© Kathy Duncan, 2018
It pays to keep reviewing what appears to be redundant information. Initially, I found the following notice for a suit over partitioning John Kelly's estate in Kershaw County, South Carolina. It was published in The Camden Weekly Journal in Camden, South Carolina on 6 March 1860. The startling thing was it name people I was unfamiliar with. My best guess is that they are the grandchildren of an unknown first wife and John Kelly. Their daughter evidently married William B. Thomas and removed to Pickens County, Alabama. Their children were Nancy (Thomas) Redding, John K. Thomas, Charlotte (Thomas) Staggs, Thomas Thomas Jr., Frances (Thomas) Booth, and William Thomas.

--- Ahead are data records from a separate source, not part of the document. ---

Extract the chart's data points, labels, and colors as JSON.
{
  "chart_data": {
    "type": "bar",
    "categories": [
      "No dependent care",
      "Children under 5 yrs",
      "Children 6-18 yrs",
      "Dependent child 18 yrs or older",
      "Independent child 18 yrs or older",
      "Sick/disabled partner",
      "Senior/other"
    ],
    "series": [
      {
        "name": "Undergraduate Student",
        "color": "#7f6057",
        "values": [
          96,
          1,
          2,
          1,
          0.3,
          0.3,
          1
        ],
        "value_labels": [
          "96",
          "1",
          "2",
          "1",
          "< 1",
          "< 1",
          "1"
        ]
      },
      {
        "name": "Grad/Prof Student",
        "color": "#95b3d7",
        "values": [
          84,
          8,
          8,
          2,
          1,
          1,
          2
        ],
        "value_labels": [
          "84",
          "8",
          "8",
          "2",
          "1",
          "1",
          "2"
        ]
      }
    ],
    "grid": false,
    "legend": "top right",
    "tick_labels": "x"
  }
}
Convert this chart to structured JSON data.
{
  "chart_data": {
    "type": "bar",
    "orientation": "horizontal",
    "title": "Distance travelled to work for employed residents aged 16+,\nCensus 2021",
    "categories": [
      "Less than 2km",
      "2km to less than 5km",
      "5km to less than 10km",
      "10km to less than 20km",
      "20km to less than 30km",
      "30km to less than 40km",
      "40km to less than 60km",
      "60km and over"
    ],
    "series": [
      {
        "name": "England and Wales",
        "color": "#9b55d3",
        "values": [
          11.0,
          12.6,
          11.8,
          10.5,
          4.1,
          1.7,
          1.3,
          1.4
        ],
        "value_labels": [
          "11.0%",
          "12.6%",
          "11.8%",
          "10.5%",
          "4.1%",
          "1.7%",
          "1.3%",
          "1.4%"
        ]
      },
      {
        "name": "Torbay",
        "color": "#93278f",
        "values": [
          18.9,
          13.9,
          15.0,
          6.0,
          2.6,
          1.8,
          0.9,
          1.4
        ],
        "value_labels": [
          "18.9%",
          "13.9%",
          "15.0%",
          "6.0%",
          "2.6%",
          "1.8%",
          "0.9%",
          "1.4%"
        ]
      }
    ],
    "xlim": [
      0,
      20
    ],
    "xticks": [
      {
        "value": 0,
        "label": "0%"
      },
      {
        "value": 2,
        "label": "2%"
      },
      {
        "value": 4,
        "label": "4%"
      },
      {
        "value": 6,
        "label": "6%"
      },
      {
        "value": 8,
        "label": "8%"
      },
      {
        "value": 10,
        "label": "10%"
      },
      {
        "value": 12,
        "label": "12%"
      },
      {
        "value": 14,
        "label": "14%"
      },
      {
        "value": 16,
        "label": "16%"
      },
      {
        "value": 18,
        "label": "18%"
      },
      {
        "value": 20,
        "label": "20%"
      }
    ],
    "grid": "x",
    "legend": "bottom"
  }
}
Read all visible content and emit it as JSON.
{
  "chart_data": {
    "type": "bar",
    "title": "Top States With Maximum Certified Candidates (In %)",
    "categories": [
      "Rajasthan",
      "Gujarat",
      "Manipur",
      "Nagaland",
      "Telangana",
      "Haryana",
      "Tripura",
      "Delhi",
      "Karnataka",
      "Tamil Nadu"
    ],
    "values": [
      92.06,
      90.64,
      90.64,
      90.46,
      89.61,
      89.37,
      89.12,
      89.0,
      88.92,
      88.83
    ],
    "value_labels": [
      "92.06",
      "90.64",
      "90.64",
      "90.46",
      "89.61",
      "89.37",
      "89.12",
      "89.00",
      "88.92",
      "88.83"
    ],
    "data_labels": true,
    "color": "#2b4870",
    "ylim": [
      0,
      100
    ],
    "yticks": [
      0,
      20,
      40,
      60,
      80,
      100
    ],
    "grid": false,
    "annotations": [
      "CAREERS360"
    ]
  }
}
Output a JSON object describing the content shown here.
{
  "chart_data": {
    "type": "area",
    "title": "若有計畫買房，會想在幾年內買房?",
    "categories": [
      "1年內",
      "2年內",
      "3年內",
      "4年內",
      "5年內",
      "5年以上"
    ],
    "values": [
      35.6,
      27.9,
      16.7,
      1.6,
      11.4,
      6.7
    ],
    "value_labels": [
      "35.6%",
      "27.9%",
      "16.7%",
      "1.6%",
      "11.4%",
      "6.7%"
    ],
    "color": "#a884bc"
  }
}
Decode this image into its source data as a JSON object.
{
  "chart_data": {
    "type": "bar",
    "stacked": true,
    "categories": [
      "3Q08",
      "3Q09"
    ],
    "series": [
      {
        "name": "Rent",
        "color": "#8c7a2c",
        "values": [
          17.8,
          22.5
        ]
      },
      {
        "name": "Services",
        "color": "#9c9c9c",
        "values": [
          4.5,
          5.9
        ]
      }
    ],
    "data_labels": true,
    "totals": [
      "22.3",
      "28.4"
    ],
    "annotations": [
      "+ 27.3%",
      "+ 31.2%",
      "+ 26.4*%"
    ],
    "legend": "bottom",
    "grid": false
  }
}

This notice, appearing a little over a month later, also in The Camden Weekly Journal, and was something I had glossed over because it appeared to be the same notice. Notices routinely ran for about three months, so reading the same thing over and over seems sort of pointless. However, it turns out that this is not identical to the previous one. This one names an additional grandchild: Jane (Thomas) Staggs.
This accounts for the 17-year-old Jane A. Thomas in William Thomas's Pickens County, Alabama household in 1850. I had wondered if she was a daughter or a very young second wife. I had also wondered if she was a daughter from a previous wife of William's. The second partition notice clarifies that she is another heir of John Kelly's.